What enterprises should do instead
The answer isn't to ban AI from professional work. It's to change what "AI output" means before it's trusted. Every AI-assisted report, filing, or summary should be able to answer five questions:
Where did this number come from?
Where did this citation come from?
Can the system point to the exact page, clause, or table?
Was the source actually retrieved, or merely generated?
Can a reviewer verify the evidence before the output leaves the organization?
If the answer is no, the organization doesn't have an AI writing problem. It has a source-grounding problem.

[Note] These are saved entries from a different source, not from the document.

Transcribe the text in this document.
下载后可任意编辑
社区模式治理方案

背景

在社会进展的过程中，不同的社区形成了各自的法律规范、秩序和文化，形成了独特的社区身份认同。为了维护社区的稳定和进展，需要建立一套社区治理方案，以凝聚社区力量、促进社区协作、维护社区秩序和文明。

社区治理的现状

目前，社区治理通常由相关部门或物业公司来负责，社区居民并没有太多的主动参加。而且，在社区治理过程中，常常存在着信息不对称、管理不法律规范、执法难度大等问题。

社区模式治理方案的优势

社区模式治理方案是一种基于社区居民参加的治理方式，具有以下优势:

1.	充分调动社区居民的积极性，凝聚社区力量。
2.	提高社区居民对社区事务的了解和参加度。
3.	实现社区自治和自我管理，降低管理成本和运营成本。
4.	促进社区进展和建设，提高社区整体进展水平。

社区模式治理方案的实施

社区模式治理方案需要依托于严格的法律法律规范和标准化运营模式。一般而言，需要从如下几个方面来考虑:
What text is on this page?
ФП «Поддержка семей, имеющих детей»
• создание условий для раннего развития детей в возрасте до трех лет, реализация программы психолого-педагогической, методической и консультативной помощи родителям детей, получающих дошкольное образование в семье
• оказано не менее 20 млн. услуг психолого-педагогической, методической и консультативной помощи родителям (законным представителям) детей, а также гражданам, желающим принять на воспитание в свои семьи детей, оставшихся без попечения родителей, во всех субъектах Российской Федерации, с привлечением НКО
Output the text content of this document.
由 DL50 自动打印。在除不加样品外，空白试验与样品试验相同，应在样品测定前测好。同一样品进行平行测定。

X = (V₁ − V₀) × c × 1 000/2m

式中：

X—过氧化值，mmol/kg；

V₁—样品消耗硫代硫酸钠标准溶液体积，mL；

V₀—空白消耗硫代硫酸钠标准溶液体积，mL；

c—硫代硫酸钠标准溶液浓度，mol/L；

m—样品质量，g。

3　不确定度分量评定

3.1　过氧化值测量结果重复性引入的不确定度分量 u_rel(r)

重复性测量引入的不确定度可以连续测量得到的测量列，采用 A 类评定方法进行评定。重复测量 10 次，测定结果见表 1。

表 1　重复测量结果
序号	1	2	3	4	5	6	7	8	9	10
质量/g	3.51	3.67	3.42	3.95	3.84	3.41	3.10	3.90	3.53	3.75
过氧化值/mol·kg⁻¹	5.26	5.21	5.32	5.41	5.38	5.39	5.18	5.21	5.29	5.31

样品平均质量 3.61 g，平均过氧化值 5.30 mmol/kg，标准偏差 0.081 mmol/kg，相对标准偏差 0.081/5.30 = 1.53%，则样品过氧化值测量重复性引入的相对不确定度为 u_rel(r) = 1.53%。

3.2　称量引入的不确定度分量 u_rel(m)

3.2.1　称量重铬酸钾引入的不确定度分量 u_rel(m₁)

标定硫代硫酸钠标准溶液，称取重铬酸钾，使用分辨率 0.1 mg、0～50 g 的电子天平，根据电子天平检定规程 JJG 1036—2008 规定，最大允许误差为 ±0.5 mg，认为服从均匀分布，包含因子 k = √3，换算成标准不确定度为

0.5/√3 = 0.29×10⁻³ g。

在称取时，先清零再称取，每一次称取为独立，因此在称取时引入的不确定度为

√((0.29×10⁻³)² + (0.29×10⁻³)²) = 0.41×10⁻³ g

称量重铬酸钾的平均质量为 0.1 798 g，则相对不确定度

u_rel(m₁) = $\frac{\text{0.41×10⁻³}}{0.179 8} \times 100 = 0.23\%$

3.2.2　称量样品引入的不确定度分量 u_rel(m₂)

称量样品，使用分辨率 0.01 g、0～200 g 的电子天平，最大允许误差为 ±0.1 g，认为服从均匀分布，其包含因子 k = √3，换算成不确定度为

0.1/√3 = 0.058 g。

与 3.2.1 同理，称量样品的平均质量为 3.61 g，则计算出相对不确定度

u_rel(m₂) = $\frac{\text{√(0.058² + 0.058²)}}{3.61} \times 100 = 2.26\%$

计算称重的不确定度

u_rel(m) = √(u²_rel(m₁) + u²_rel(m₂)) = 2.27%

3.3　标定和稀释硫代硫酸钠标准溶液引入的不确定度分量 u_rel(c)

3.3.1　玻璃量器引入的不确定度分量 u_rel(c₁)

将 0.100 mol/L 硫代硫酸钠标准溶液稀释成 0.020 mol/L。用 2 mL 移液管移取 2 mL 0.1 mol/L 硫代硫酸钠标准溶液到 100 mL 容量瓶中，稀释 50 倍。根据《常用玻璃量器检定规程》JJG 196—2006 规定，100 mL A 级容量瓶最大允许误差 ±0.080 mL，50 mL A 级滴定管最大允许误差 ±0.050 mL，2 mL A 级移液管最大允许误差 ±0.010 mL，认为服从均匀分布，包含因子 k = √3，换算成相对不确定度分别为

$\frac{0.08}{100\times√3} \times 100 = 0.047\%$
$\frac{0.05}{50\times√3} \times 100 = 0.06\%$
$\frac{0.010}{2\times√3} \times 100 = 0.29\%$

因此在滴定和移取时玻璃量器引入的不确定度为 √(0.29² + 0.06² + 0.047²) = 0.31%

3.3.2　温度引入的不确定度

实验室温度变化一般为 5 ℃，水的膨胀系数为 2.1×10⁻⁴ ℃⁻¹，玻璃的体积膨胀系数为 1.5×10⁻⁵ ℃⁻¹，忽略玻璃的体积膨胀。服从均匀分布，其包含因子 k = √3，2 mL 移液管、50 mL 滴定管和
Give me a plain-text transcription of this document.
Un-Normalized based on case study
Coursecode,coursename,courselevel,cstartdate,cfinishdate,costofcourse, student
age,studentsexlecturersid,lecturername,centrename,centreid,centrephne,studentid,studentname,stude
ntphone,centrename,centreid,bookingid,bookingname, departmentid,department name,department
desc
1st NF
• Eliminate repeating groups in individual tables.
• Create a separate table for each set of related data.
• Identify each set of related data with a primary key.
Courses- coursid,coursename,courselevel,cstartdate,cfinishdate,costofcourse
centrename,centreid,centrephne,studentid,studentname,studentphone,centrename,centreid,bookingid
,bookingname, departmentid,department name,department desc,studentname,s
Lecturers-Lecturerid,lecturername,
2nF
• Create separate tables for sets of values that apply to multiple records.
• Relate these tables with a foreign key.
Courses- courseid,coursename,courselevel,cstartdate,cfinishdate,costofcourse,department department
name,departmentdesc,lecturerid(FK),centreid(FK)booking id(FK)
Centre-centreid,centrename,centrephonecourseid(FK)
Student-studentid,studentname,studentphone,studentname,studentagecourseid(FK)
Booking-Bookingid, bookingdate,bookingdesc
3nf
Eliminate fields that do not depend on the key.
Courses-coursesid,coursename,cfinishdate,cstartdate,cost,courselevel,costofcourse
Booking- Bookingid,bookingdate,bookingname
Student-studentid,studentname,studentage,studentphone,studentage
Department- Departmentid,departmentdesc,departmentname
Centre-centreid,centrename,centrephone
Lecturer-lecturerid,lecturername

That's why document AI matters upstream: the goal isn't just to extract text, but to turn complex documents into structured, reviewable, source-grounded evidence before a model reasons on them.
This is the layer DEEP Agent, Korea Deep Learning's document AI platform, is built for. It reads complex documents with a vision-language model that understands layout, tables, and visual structure, then outputs structured data where extracted values can be traced back to the original page. It also supports fully on-premise deployment with no external network calls during inference — so sensitive reports, filings, and records can be processed inside your own environment. On the public OCRBench v2 English leaderboard (2026.03), KDL Frontier ranks #1 with an average score of 68.1 — ahead of Google's Gemini and OpenAI's GPT models on the same evaluation, which tests recognition, extraction, parsing, and reasoning on complex real-world documents.
Benchmark scores are useful. But the more important enterprise test is practical: can the system show where every extracted value came from? If not, the output isn't ready for high-stakes work.
The enterprise takeaway
These AI citation failures aren't really about one firm or one report. They're about a new habit: trusting AI-generated output before checking the source evidence behind it. A professional-looking answer is not a verified answer. A citation-shaped sentence is not a real citation.
So before the next AI-assisted report leaves your organization, ask the harder question: can we show where every number, citation, and claim came from? If the answer is no, the problem isn't just hallucination — it's weak evidence infrastructure. And that's the layer to fix first.
Bring a complex document — a financial report, legal filing, contract, or table-heavy PDF — to a 15-minute live session and see it converted into structured, source-grounded output. Request a demo at koreadeep
Frequently Asked Questions
Why do AI tools fabricate citations in reports? When a model generates text that looks like a reference without retrieving or verifying a real source — often while filling gaps or summarizing incomplete context — it can produce fake but convincing citations.
How can enterprises prevent AI hallucinations in documents? Start upstream. Parse documents into structured, source-grounded data before AI reasons on them, so every claim, number, and citation traces back to a real source a reviewer can verify.
Which firms were involved in recent AI citation failures? Publicly reported 2025–2026 cases include Deloitte Australia, Deloitte's Newfoundland and Labrador report, EY Canada's withdrawn loyalty study, and Sullivan & Cromwell's AI-assisted court filing.
Is this only a consulting-industry problem? No. The same risk appears anywhere AI touches high-stakes documents: finance, legal, insurance, healthcare, government, and regulatory reporting.
Where does DEEP Agent fit? Before AI generation, retrieval, or workflow automation. It turns complex documents into structured, source-grounded data so downstream AI systems work from verifiable evidence rather than loose text.